In some ways, building an elevator for ships is easier than building one for people or stuff; thanks to Archimedes Principle, it always weighs the same whether there is a boat in it or not, since the weight of the water displaced equals the weight of the boat.
So when they built this giant elevator at the Three Gorges Dam in China, they knew exactly how big to make the counterweights. It carries 6.7 million pounds of water and/or boat.
According to Sploid, it used to take three hours to go through a series of five locks to get from the bottom to the top the dam. That’s hard on the tourist trade, so they installed the elevator that can do the trip in forty minutes to climb the 370 feet and is probably a pretty interesting ride all on its own.
The caisson (or chamber) is about 390’ by 60’ wide by 12’ deep, so bigger freighters are going to have to still take the locks. It has been a long time coming; it was first proposed 24 years ago, but according to the World Economic Forum,
According to Lu Youmei, former general manager of China Three Gorges Corporation, the original plan was to suspend the lifting chamber on steel cables. This plan was abandoned because of fears that the elevator could become unstable while lifting ships. In 2003, , the German company involved in the design, Krebs and Kiefer, introduced gear mechanisms instead of cables. This new design reassured the authorities that the system would be safe and work resumed on the elevator in 2008.

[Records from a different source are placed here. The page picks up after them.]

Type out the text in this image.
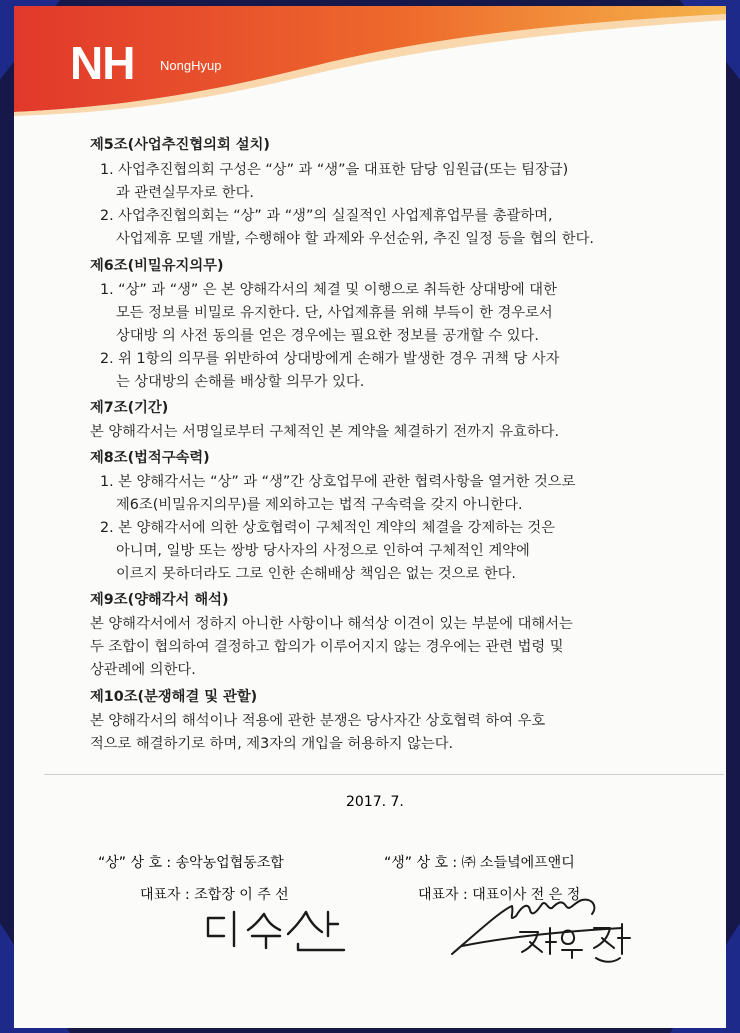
NH NongHyup
제5조(사업추진협의회 설치)
1. 사업추진협의회 구성은 “상” 과 “생”을 대표한 담당 임원급(또는 팀장급)
과 관련실무자로 한다.
2. 사업추진협의회는 “상” 과 “생”의 실질적인 사업제휴업무를 총괄하며,
사업제휴 모델 개발, 수행해야 할 과제와 우선순위, 추진 일정 등을 협의 한다.
제6조(비밀유지의무)
1. “상” 과 “생” 은 본 양해각서의 체결 및 이행으로 취득한 상대방에 대한
모든 정보를 비밀로 유지한다. 단, 사업제휴를 위해 부득이 한 경우로서
상대방 의 사전 동의를 얻은 경우에는 필요한 정보를 공개할 수 있다.
2. 위 1항의 의무를 위반하여 상대방에게 손해가 발생한 경우 귀책 당 사자
는 상대방의 손해를 배상할 의무가 있다.
제7조(기간)
본 양해각서는 서명일로부터 구체적인 본 계약을 체결하기 전까지 유효하다.
제8조(법적구속력)
1. 본 양해각서는 “상” 과 “생”간 상호업무에 관한 협력사항을 열거한 것으로
제6조(비밀유지의무)를 제외하고는 법적 구속력을 갖지 아니한다.
2. 본 양해각서에 의한 상호협력이 구체적인 계약의 체결을 강제하는 것은
아니며, 일방 또는 쌍방 당사자의 사정으로 인하여 구체적인 계약에
이르지 못하더라도 그로 인한 손해배상 책임은 없는 것으로 한다.
제9조(양해각서 해석)
본 양해각서에서 정하지 아니한 사항이나 해석상 이견이 있는 부분에 대해서는
두 조합이 협의하여 결정하고 합의가 이루어지지 않는 경우에는 관련 법령 및
상관례에 의한다.
제10조(분쟁해결 및 관할)
본 양해각서의 해석이나 적용에 관한 분쟁은 당사자간 상호협력 하여 우호
적으로 해결하기로 하며, 제3자의 개입을 허용하지 않는다.
2017. 7.
“상” 상 호 : 송악농업협동조합
대표자 : 조합장 이 주 선
“생” 상 호 : ㈜ 소들녘에프앤디
대표자 : 대표이사 전 은 정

Like all counterbalanced elevators, it probably doesn’t take a lot of energy to run and it is, after all, part of the world’s largest hydro-electric dam. But it is a missed opportunity. In Peterborough, Ontario on the Trent Canal, they built a lift lock that uses no power at all- in 1904. There are two caissons instead of one, so that it can carry boats in both directions at the same time.
Since the chambers will weigh the same whether there is a boat in it or not, they just add a little water to the upper chamber and it will start sinking, pushing on a piston which will push water into the cylinder under the lower chamber and push it up. Why use electricity when Archimedes can do the work? And you get two elevators, probably for the price of one. Victorian engineering for the win.